Anche il mondo dell’arte non è rimasto immune. E il caso più recente di “uso improprio” di stampanti 3D arriva proprio da qui. Megumi Igarashi, artista 42enne conosciuta con il nome di Rokudenashiko (letteralmente “ragazza buona a nulla”), è stata arrestata sabato scorso con l’accusa di “oscenità”. Aveva inviato via mail il file con la scansione 3D della propria vagina a quanti tra i suoi fan avevano donato una somma di denaro per finanziare la costruzione di una delle sue opere più recenti: Manbo (o Pussy Boat), un kayak a forma di genitali femminili modellato sulla sua stessa vagina. La polizia ha fatto poi irruzione nello studio della donna e sequestrato decine di sue opere incentrate sul tema della sessualità femminile.

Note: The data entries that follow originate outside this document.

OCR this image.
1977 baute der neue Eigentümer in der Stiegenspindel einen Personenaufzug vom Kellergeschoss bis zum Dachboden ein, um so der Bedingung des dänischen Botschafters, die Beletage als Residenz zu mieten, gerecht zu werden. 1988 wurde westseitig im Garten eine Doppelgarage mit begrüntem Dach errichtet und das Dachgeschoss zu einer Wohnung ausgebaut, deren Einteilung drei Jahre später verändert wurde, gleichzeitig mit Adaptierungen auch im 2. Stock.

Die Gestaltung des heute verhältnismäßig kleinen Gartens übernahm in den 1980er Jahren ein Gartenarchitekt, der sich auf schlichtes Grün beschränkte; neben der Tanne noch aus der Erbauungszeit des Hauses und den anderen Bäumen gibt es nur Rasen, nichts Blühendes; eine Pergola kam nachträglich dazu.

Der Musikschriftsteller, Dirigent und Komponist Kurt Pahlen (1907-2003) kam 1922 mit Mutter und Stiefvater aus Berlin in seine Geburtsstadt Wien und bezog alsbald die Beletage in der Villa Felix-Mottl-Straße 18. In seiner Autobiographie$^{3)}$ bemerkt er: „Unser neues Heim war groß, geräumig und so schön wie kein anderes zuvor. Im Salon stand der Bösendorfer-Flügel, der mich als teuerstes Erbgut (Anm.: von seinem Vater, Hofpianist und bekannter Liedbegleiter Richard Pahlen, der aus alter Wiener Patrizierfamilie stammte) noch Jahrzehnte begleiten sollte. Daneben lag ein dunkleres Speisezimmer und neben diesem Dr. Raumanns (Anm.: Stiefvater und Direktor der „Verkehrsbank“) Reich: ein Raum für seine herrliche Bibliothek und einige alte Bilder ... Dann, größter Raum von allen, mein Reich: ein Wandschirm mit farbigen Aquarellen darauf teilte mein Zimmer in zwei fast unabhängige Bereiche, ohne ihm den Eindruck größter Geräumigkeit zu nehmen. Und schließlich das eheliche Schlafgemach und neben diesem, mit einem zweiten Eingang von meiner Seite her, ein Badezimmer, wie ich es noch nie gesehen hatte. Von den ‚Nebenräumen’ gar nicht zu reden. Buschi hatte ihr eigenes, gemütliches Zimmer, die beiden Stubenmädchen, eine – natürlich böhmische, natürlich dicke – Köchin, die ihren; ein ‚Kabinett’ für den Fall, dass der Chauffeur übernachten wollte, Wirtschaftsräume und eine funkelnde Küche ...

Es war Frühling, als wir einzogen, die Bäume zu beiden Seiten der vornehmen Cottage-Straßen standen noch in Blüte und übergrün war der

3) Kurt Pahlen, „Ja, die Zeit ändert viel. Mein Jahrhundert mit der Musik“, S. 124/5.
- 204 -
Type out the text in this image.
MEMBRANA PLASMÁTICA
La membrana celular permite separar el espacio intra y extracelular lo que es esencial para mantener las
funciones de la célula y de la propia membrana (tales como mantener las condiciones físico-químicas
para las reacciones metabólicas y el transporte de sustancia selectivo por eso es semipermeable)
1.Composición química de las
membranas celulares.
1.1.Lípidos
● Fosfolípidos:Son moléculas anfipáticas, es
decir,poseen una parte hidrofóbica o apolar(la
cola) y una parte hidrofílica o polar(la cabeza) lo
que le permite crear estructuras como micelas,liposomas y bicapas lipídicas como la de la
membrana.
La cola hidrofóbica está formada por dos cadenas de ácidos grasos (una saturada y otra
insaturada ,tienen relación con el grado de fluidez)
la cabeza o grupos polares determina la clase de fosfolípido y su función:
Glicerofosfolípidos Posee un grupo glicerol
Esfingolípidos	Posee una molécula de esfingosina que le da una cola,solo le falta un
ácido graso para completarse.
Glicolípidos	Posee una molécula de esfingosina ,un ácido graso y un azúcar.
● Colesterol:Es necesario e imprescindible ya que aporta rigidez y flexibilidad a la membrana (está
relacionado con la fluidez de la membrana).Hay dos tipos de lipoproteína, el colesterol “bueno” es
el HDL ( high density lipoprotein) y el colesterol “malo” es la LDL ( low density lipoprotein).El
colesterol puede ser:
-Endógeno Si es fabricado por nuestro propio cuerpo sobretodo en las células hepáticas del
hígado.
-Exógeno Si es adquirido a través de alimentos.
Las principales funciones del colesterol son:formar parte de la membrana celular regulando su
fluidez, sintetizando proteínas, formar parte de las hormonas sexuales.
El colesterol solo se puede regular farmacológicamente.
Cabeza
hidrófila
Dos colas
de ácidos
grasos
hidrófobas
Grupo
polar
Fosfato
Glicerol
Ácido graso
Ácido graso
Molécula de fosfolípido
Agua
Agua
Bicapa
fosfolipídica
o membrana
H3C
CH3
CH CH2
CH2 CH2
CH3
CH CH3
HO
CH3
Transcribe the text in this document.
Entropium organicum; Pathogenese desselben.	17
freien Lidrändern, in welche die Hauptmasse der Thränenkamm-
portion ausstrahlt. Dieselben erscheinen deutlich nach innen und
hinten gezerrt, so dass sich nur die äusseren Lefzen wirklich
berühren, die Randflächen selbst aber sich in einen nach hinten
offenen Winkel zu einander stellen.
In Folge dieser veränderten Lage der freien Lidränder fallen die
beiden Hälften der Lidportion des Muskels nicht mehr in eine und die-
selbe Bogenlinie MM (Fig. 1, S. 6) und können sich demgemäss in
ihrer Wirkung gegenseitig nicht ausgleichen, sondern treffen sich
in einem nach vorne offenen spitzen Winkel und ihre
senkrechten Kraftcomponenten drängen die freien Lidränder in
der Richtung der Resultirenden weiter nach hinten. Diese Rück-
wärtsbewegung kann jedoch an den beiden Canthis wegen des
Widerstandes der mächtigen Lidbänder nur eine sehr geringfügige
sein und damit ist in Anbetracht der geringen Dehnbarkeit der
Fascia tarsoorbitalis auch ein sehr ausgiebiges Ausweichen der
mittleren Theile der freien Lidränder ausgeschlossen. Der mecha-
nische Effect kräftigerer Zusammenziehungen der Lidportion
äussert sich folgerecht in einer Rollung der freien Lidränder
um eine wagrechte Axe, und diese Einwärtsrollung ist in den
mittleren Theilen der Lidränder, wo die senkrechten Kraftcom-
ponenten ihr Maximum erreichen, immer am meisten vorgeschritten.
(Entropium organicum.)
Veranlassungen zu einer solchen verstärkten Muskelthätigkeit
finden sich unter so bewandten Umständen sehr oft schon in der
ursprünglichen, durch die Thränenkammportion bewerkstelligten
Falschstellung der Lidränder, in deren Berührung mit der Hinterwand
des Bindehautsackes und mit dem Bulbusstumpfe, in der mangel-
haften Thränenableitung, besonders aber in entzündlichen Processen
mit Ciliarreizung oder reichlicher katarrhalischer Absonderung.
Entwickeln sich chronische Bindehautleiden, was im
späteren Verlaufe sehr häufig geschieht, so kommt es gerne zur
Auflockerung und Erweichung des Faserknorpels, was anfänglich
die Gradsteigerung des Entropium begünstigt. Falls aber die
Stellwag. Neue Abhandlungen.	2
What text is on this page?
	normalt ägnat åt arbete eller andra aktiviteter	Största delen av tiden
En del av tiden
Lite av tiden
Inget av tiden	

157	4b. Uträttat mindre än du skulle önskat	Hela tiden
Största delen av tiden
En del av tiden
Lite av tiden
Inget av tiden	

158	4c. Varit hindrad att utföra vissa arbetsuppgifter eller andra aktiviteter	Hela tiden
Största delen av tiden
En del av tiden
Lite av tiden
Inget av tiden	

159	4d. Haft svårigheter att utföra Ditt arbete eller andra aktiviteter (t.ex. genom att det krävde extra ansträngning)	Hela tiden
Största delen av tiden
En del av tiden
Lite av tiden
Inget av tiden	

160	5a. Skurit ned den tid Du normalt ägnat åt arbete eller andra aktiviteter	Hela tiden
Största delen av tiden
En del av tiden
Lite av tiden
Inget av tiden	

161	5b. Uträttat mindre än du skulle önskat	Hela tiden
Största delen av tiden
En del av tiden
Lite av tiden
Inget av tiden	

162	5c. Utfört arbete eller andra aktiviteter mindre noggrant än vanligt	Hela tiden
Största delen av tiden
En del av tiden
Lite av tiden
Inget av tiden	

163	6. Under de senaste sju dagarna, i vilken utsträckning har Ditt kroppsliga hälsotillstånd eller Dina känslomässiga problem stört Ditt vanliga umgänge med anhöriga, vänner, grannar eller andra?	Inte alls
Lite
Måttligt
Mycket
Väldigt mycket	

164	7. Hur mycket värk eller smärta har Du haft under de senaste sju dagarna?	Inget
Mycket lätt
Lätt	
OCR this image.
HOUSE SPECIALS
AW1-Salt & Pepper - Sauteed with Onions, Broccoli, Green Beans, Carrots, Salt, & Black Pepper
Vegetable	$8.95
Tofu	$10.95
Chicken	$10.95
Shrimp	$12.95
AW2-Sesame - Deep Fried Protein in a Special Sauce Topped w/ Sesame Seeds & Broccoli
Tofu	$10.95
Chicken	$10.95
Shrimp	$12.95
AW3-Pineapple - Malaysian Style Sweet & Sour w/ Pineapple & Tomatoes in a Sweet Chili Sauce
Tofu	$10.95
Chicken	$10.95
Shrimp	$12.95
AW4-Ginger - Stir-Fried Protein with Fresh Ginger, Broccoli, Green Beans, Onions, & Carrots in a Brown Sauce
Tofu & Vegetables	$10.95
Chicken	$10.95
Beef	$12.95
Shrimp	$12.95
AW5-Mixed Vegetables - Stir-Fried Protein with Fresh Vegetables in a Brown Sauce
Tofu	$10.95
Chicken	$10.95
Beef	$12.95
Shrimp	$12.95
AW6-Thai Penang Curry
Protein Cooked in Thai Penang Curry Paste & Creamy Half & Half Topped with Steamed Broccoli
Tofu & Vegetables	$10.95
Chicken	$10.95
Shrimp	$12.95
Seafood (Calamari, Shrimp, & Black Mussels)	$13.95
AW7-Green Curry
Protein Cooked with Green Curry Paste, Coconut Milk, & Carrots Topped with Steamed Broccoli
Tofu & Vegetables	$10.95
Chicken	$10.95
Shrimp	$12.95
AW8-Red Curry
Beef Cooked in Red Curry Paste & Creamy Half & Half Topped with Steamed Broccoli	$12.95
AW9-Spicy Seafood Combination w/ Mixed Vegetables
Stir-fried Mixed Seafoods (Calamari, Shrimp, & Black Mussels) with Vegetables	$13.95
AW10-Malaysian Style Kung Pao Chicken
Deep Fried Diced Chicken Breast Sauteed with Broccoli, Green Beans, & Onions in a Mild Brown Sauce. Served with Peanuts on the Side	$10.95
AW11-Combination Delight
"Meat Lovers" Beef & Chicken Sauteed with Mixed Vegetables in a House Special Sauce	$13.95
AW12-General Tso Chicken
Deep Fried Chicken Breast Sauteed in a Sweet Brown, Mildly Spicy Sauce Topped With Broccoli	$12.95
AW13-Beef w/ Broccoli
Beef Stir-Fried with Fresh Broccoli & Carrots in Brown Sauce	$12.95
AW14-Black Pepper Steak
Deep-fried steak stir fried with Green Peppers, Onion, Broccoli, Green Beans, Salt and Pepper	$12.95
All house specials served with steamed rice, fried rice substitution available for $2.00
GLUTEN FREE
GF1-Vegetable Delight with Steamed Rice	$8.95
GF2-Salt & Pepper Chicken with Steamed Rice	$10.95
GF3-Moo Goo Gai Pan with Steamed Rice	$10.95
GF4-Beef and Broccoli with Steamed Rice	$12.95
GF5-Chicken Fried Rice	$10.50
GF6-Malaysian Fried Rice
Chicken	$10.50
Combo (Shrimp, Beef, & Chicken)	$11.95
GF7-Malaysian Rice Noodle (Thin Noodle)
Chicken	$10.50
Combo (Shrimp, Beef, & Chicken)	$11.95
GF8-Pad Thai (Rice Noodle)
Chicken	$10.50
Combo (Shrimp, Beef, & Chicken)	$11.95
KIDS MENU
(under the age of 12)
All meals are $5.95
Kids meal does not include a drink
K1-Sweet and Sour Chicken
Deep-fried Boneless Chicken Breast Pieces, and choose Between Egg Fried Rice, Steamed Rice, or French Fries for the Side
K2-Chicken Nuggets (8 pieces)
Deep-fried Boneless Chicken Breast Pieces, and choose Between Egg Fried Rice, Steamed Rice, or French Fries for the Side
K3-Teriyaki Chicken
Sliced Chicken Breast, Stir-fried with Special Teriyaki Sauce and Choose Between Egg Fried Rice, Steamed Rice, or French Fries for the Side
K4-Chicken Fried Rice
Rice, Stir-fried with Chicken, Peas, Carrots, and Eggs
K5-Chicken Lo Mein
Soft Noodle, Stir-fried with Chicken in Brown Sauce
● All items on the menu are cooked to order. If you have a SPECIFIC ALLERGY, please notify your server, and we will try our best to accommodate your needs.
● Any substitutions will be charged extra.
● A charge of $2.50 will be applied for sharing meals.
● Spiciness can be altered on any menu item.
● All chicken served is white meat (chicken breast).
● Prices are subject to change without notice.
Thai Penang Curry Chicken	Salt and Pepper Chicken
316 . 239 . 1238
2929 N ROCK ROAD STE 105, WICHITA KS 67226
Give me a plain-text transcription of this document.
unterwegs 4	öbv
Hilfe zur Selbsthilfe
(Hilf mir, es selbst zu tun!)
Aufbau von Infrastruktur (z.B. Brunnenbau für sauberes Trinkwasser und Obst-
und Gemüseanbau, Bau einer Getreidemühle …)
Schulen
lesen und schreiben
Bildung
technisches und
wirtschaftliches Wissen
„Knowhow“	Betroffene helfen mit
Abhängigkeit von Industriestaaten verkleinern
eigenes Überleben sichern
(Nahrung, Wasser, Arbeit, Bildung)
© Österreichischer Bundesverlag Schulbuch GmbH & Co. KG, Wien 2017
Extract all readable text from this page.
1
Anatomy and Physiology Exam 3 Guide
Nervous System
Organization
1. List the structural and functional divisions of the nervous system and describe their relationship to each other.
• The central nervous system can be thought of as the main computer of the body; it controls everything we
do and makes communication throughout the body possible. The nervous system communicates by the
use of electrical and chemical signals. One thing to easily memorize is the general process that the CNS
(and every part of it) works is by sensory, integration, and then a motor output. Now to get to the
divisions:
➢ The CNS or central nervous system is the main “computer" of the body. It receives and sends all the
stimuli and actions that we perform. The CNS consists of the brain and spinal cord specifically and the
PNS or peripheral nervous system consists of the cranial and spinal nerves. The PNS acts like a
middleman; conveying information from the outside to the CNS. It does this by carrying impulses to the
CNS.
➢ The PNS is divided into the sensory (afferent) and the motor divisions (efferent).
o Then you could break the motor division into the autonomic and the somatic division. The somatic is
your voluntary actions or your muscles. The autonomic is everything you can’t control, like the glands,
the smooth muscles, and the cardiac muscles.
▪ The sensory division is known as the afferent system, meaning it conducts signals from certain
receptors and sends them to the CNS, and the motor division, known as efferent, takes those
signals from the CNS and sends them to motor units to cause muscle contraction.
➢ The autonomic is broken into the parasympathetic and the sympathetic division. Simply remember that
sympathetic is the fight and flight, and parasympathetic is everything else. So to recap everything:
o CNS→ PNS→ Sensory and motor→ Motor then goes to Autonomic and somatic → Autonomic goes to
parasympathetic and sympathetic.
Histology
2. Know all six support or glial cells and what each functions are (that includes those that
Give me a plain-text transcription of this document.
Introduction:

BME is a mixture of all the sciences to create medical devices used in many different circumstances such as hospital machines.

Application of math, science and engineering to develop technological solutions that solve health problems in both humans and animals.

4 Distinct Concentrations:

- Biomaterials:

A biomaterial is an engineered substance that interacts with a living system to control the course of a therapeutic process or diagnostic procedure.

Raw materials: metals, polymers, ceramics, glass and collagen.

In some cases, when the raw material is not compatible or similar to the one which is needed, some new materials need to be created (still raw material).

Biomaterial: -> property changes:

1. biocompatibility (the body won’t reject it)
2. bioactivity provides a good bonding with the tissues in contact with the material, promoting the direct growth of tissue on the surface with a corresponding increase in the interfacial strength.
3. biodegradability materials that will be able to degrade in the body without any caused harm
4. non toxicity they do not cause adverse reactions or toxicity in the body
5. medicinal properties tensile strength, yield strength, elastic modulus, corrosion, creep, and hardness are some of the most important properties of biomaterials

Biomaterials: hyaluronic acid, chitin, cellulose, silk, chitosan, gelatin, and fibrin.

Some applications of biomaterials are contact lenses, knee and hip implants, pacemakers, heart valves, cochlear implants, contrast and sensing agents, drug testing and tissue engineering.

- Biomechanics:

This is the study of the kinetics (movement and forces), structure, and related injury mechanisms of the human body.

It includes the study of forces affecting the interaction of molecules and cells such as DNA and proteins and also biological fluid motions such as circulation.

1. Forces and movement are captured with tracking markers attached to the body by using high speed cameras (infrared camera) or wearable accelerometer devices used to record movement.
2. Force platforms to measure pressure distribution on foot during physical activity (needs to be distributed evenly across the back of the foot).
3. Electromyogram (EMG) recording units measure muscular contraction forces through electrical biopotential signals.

Ora Igarashi rischia una pena fino a due anni di carcere. Si è così acceso un dibattito sulla libertà di espressione e, ancora una volta, sull’emancipazione delle donne nella società giapponese contemporanea. Fino a prima del suo arresto, l’artista aveva dato vita a creazioni incentrate sull’organo sessuale femminile con l’obiettivo di “demistificarlo” agli occhi dei suoi connazionali. La vagina allora diventa una trincea, una collina su cui si erge una chiesa, una strada con bancarelle o ancora un’imbarcazione.
Se non proprio l’ “Origine del mondo”, nell’arte di Igarashi l’organo femminile, di quel mondo, diventa almeno parte integrante. Un messaggio forte, quello di Igarashi. In Giappone esistono festival tradizionali dedicati al pene e l’industria della pornografia – soprattutto quella ad uso e consumo maschile – è fiorente. Se si considera poi che il Giappone ha dichiarato illegale la pedopornografia solo poche settimane fa e continua a tollerarla in prodotti “di fantasia” come manga, anime e videogiochi, il quadro è completo. Secondo l’attivista Minori Kitahara, prima donna ad aprire un sex shop per sole donne a Tokyo, infatti, il caso dell’artista ha rivelato un’applicazione piuttosto estesa delle leggi contro l'”oscenità”. “Quella giapponese è una società dove coloro che provano a esprimere la sessualità femminile sono oppressi, mentre quella degli uomini è ampiamente tollerata”.